Sandrine Josso : « Affaire Christian Nègre : un déni de l’horreur »
Députée de Loire-Atlantique, Sandrine Josso a conduit une mission gouvernementale sur la soumission chimique. À ce titre, elle a auditionné plusieurs victimes de l’affaire Christian Nègre, ancien cadre du ministère de la Culture, mis en cause pour avoir drogué des jeunes femmes lors de faux entretiens professionnels.
Vous avez rencontré plusieurs victimes de l’affaire Christian Nègre. Comment ce dossier est-il arrivé jusqu’à vous ?
Quand le gouvernement m’a confié la mission sur la soumission chimique, la première chose que j’ai faite a été d’écouter des victimes.
Depuis des mois, je recevais des mails, des témoignages très forts. J’ai donc organisé des auditions, et parmi ces personnes, il y avait déjà une victime de Christian Nègre. J’ai ensuite suivi son parcours, ce qu’elle traversait, et elle m’a proposé de rencontrer d’autres victimes pour que je comprenne mieux l’ampleur de ce qu’elles avaient vécu, et surtout ce que la loi pouvait ou non leur apporter aujourd’hui.
Vous avez ensuite reçu un collectif de victimes à l’Assemblée nationale.
Oui, le 8 octobre dernier. J’ai auditionné un collectif de victimes de Christian Nègre, en présence d’Alexandra Louis, déléguée interministérielle aux victimes.
Pour ces femmes, c’était la première reconnaissance politique officielle. Le simple fait d’être écoutées, dans un cadre institutionnel, comptait énormément.
Mais très vite, on passe de l’écoute à la stupéfaction : on découvre les carences énormes de notre système d’accompagnement.

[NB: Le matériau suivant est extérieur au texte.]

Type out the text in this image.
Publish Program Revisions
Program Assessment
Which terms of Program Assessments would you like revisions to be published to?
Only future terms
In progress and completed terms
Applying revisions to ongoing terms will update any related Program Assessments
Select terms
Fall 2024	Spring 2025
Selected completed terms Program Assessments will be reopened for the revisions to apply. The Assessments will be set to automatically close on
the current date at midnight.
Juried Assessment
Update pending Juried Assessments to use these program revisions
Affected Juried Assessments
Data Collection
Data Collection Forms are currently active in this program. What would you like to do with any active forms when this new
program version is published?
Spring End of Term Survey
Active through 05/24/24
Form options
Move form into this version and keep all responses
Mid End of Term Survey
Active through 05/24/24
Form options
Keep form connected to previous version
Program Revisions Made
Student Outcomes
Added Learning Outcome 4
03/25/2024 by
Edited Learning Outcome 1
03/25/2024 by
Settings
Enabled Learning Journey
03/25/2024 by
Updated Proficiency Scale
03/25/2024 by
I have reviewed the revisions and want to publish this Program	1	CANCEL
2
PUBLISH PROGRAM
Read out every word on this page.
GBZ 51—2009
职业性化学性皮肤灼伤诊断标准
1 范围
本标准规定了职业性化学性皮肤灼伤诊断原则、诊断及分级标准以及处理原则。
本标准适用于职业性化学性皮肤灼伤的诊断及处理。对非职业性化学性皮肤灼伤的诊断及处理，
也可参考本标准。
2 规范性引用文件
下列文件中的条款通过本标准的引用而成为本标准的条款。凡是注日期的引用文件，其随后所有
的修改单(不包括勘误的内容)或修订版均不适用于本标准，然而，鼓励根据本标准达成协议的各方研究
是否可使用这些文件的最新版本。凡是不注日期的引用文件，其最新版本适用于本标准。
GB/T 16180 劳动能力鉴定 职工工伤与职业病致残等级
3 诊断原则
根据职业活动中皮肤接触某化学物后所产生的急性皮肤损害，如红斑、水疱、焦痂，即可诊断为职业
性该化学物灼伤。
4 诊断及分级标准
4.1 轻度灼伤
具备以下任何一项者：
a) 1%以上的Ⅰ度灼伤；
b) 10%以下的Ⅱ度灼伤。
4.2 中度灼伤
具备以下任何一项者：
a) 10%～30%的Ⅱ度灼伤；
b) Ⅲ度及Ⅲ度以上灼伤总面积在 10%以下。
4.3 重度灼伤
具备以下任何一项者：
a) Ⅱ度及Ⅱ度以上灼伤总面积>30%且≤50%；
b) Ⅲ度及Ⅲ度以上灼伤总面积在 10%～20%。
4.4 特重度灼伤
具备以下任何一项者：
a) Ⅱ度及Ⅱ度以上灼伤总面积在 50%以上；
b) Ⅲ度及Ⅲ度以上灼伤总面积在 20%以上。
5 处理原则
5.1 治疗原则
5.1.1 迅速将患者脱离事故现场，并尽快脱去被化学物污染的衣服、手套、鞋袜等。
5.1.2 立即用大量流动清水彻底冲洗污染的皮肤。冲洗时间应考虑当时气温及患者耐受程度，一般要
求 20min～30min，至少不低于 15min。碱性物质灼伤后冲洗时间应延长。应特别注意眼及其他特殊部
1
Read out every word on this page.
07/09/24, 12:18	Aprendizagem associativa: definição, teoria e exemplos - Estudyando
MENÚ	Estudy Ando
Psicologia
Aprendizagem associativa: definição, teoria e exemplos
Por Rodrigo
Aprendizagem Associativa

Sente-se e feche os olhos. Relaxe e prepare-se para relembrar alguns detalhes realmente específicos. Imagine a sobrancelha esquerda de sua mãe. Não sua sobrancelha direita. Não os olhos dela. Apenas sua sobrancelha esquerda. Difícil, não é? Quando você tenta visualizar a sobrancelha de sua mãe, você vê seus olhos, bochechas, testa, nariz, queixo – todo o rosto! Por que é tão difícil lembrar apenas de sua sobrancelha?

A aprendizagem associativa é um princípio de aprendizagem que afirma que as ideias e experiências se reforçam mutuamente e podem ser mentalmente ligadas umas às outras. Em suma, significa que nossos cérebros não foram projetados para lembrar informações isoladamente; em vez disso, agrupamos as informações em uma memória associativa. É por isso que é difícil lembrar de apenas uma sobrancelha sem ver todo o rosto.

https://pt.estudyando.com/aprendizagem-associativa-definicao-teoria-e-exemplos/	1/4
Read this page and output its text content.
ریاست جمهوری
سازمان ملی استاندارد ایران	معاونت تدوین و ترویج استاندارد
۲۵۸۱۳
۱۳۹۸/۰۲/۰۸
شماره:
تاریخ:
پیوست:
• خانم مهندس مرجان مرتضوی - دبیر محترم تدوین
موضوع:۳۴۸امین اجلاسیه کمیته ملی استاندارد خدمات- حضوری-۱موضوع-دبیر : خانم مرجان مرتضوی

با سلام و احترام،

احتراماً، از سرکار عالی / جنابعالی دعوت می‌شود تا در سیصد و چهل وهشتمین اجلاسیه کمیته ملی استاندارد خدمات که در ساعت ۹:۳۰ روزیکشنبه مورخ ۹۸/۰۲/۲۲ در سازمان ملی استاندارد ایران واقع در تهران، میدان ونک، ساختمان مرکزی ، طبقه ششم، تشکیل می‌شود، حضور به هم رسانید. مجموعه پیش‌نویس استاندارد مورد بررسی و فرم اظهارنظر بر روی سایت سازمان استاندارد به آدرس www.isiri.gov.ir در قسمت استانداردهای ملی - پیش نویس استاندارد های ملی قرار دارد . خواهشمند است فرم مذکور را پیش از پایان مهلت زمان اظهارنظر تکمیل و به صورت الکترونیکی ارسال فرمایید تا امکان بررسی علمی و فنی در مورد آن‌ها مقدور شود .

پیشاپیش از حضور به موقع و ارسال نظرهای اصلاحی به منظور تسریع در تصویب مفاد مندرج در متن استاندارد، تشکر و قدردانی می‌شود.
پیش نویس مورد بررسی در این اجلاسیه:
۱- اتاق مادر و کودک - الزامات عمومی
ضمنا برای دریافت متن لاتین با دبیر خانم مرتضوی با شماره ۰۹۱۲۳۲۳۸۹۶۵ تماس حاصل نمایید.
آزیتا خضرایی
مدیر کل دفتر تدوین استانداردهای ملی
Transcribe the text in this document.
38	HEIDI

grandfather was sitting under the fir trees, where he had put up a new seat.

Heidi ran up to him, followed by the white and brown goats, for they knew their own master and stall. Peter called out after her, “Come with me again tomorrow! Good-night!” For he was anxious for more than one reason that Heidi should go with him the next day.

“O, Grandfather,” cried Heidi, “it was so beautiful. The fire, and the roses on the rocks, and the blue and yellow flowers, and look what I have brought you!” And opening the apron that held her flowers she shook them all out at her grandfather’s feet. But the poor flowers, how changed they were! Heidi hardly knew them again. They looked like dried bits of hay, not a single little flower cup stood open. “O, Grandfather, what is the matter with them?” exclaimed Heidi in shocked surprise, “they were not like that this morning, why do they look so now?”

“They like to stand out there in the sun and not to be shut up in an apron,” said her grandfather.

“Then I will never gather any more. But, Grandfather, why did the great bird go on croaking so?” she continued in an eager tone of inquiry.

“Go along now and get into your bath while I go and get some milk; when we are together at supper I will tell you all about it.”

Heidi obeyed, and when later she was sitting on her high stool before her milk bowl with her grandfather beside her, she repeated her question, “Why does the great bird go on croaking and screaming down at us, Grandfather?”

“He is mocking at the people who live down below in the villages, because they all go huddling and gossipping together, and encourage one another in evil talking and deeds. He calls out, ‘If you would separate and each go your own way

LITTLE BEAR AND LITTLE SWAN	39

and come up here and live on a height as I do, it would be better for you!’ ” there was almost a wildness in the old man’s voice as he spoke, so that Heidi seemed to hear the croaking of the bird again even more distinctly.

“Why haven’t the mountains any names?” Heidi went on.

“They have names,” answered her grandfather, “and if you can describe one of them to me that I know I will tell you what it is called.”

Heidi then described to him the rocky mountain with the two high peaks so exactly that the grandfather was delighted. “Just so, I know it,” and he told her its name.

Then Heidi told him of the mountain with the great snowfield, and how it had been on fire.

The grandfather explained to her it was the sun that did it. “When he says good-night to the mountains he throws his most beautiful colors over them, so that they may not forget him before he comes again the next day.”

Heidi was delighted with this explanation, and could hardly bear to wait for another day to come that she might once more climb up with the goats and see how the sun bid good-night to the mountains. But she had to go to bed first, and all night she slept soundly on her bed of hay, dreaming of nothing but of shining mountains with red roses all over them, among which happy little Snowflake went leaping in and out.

Qu’est-ce qui vous a le plus frappée ?
D’abord, le silence du ministère concerné. J’ai repéré un manque total de prise en compte institutionnelle.
J’ai donc déposé une question écrite et pris rendez-vous avec le ministère chargé de l’Égalité femmes-hommes.
Ensuite, il y a la lenteur de la justice et la victimisation secondaire. En France, une victime sur dix seulement est accompagnée, par le monde judiciaire, social ou médical. Et le budget consacré à cet accompagnement est d’environ 10 € par victime. C’est dérisoire, et cela dit tout de la précarité du système.
Face à ces constats, quelles suites politiques envisagez-vous ?
J’ai demandé à être missionnée, au sein de la délégation aux droits des femmes de l’Assemblée nationale, pour travailler pendant six mois spécifiquement sur l’accompagnement des victimes de violences sexuelles.
L’objectif est clair : étudier en profondeur les dysfonctionnements et formuler de vraies propositions législatives.
Il y a aussi un flou juridique autour de ce que ces femmes ont subi.
Absolument. On ne sait pas qualifier clairement les faits. Ce n’est pas perçu comme une agression sexuelle classique, pas tout à fait comme de la soumission chimique au sens habituel. Résultat : on minimise.
Pourtant, cela relève bien de la soumission chimique, même si le mode opératoire est particulier. Et surtout, les conséquences sont terribles : certaines victimes ont perdu leur emploi, leur trajectoire professionnelle a été brisée, dans un cadre où la confiance était totale, puisqu’il s’agissait du ministère de la Culture.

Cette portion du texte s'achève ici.